By the end of the decade, the Grand Isle School needed her classroom space, Chasse said, so she consolidated her services into just the current building.

Stacey Dumas said her kids attended Chasse’s program in the 1990s, and Chasse “was just fantastic.” Dumas was a single mother balancing full-time work and college, and for a time Chasse looked after the kids while Dumas was at her classes, she recalled.

“That’s what I mean, above and beyond what most child care providers would ever do,” Dumas said. “And never asked for a dime for it. Just did it and was happy to help.”

Two of Dumas’ grandchildren, too, attended Learning Adventure until it closed last week. She said she’s worried her 4-year-old granddaughter, Natalie, could now lose some of the social skills she’s gained at Learning Adventure ahead of kindergarten.
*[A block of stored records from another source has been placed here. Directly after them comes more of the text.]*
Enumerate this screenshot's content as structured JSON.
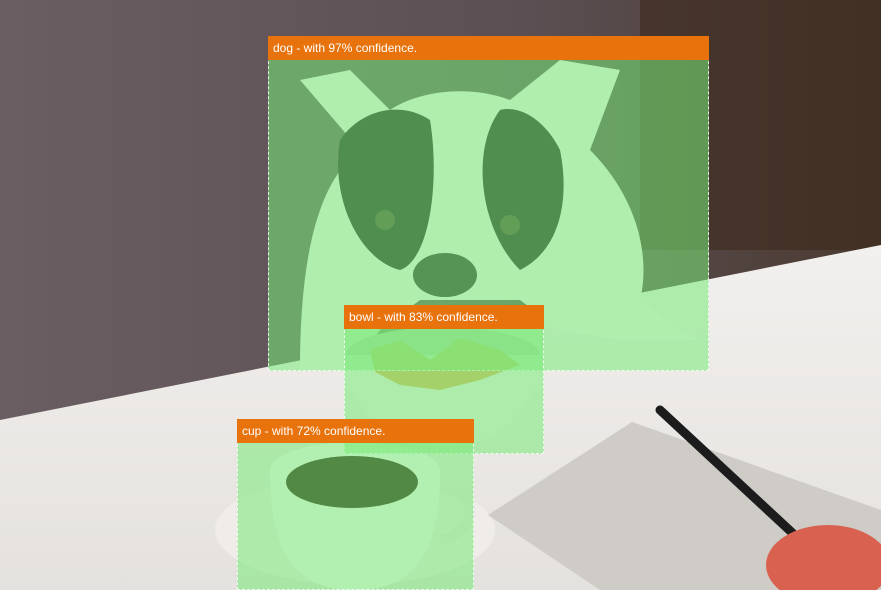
{
  "detections": [
    {
      "label": "dog - with 97% confidence.",
      "object": "dog",
      "confidence": 97
    },
    {
      "label": "bowl - with 83% confidence.",
      "object": "bowl",
      "confidence": 83
    },
    {
      "label": "cup - with 72% confidence.",
      "object": "cup",
      "confidence": 72
    }
  ],
  "colors": {
    "label_bg": "#e8720c",
    "overlay": "#78eb78",
    "label_text": "#ffffff"
  }
}
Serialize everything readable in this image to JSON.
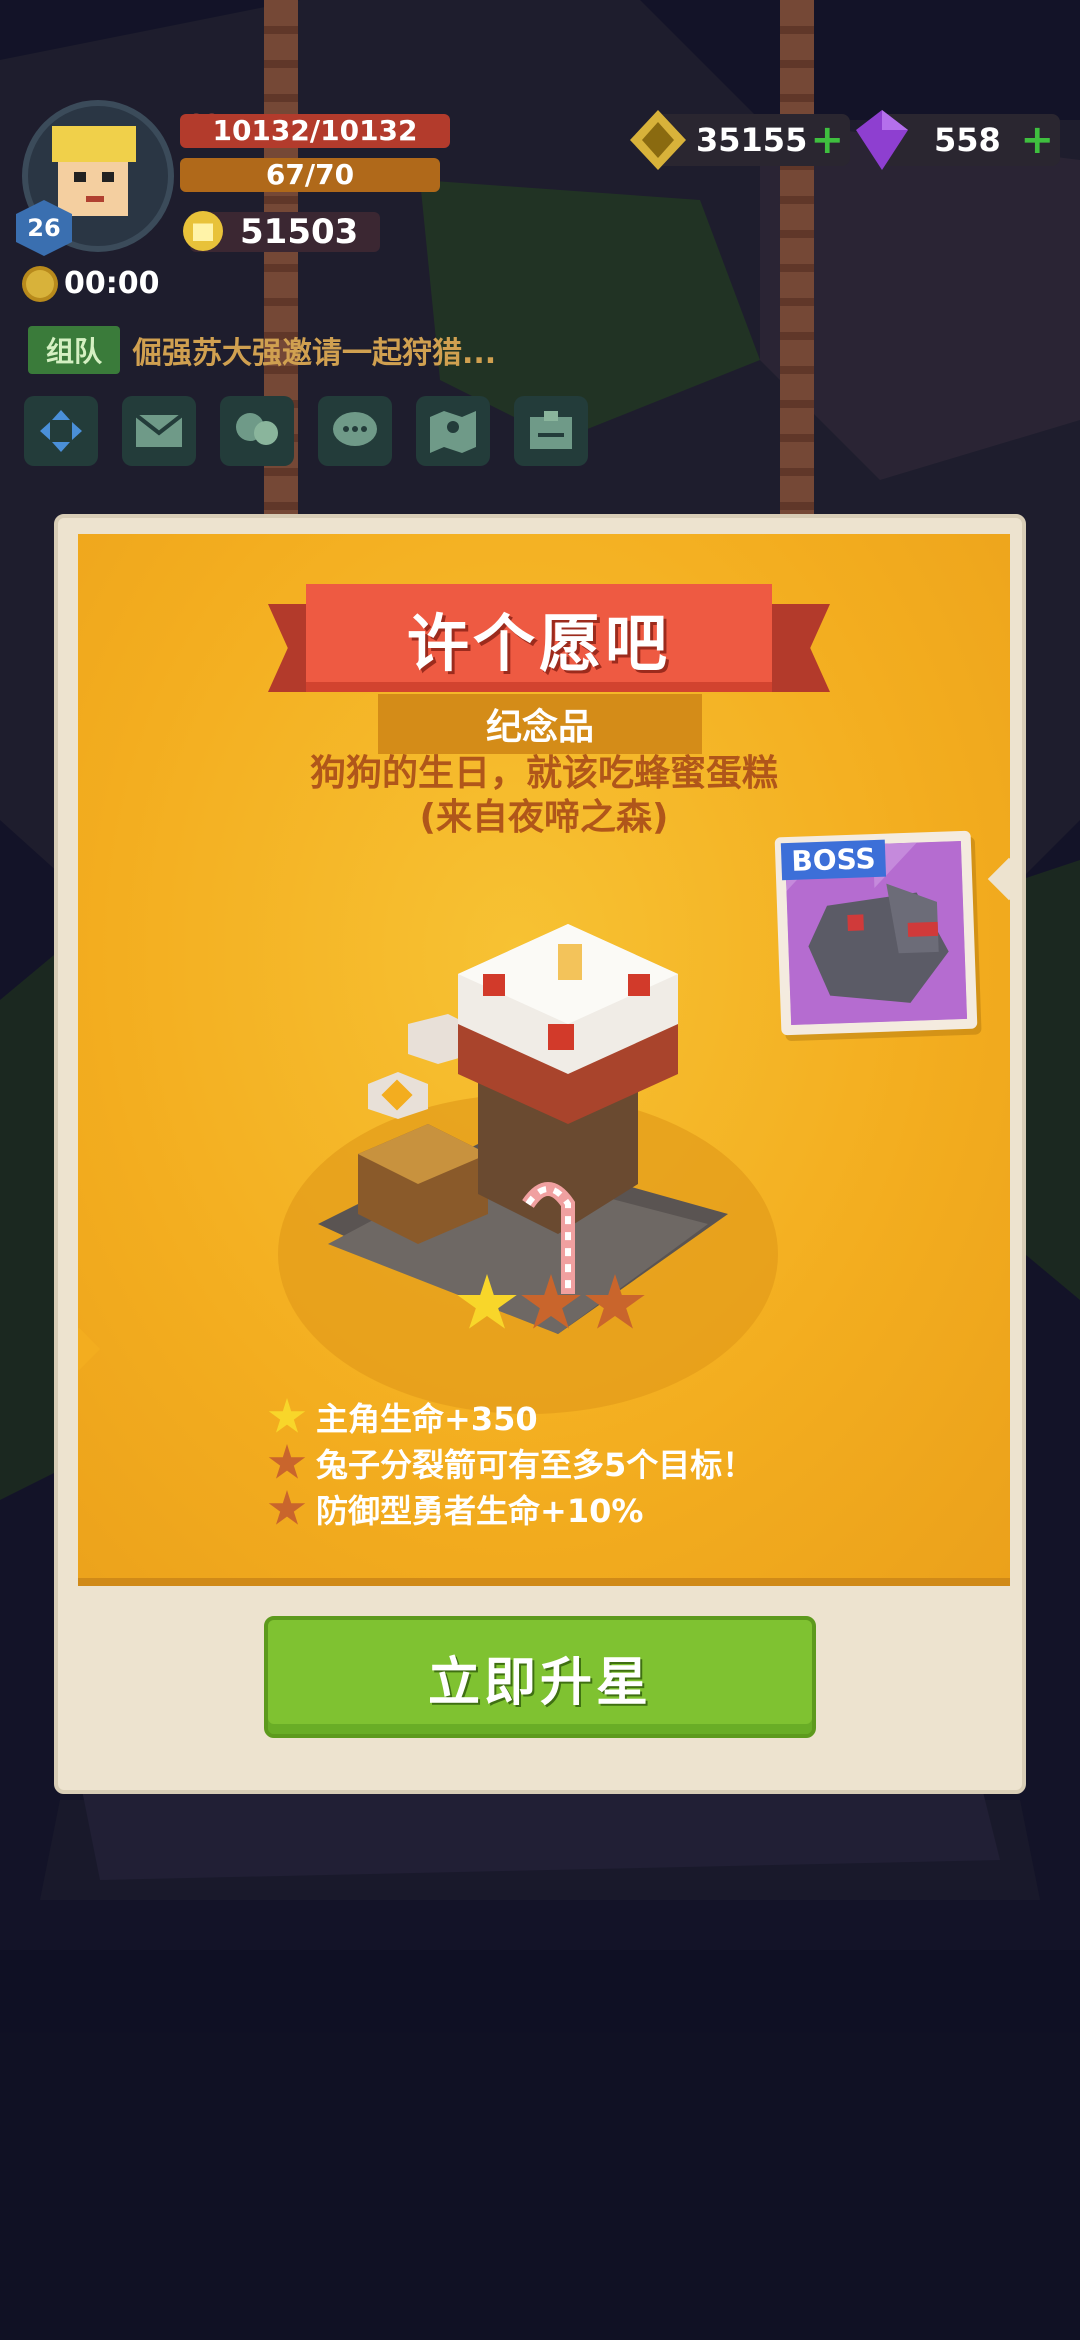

The family has had a hard time finding another child care provider that fits their needs, Dumas said, partly because there are limited local options. The entire family works on the islands, she said, and it’s not practical to drive the kids off-island every day.

“Having that day care option right here in our own community, close to home — it’s so important for the working families, and so important for the kids, too,” she said. “That has built a really solid foundation for our town, and I just think it’s a horrible loss.”

Chasse said some families who are no longer able to attend Learning Adventure have found care options at another center nearby, such as in South Hero. Others have made arrangements to keep their children home, she said, which is always challenging but could be especially so as employers revert to their pre-pandemic policies.

“When Covid restrictions are lifted, will they be as supportive of families who can’t find child care and need to work from home with their child?” Chasse said. “I don’t know. I would imagine, maybe not.”

Nationwide, early childhood educators are the lowest-paid graduates of any college degree program, according to the Let’s Grow Kids report.

Chasse said Learning Adventure subsidized the child care costs for some of its families, which made its programs more accessible but limited what she could pay her staff. She and her colleagues could only work there, she said, because their partners had jobs with health insurance and that paid a livable wage.

“We all found joy in it. We became a team that worked really well together,” Chasse said. “Because we were together so long, we didn’t have to figure each other out — so we could put all of our energy and effort into the children, the families and the program.”

A staffing crisis

Sherry Carlson, chief programs officer of Let’s Grow Kids, said access to child care is better in Vermont than in many states. But the state needs “a long-term strategy to build child care capacity,” she said, including efforts to recruit more educators.

Part of the issue in Grand Isle County — and other rural parts of Vermont — is that child care has, historically, been provided out of family homes, McLaughlin said. These providers aren’t retiring more quickly, she said, but they often aren’t being replaced.

Advocates point to H.171, a law signed this month by Gov. Phil Scott, as a first step toward bolstering the state’s early childhood education industry. The law includes $2.5 million in financial incentives for early childhood educators, including scholarships and loan repayment assistance that will operate on a first-come, first-served basis.

H.171 also puts $5.5 million next fiscal year toward Vermont’s child care subsidy program for low-income families, which will allow the state to expand eligibility and lower copays. In the long term, the law sets a goal for Vermont families to pay no more than 10% of their income on child care — though actually implementing that would require significantly more investment, VTDigger has reported.

“That’s just a start,” Carlson said. “The other thing that is needed is more investment so that those who work with young children in child care programs can receive a compensation that matches the importance and the level of preparation for their work.”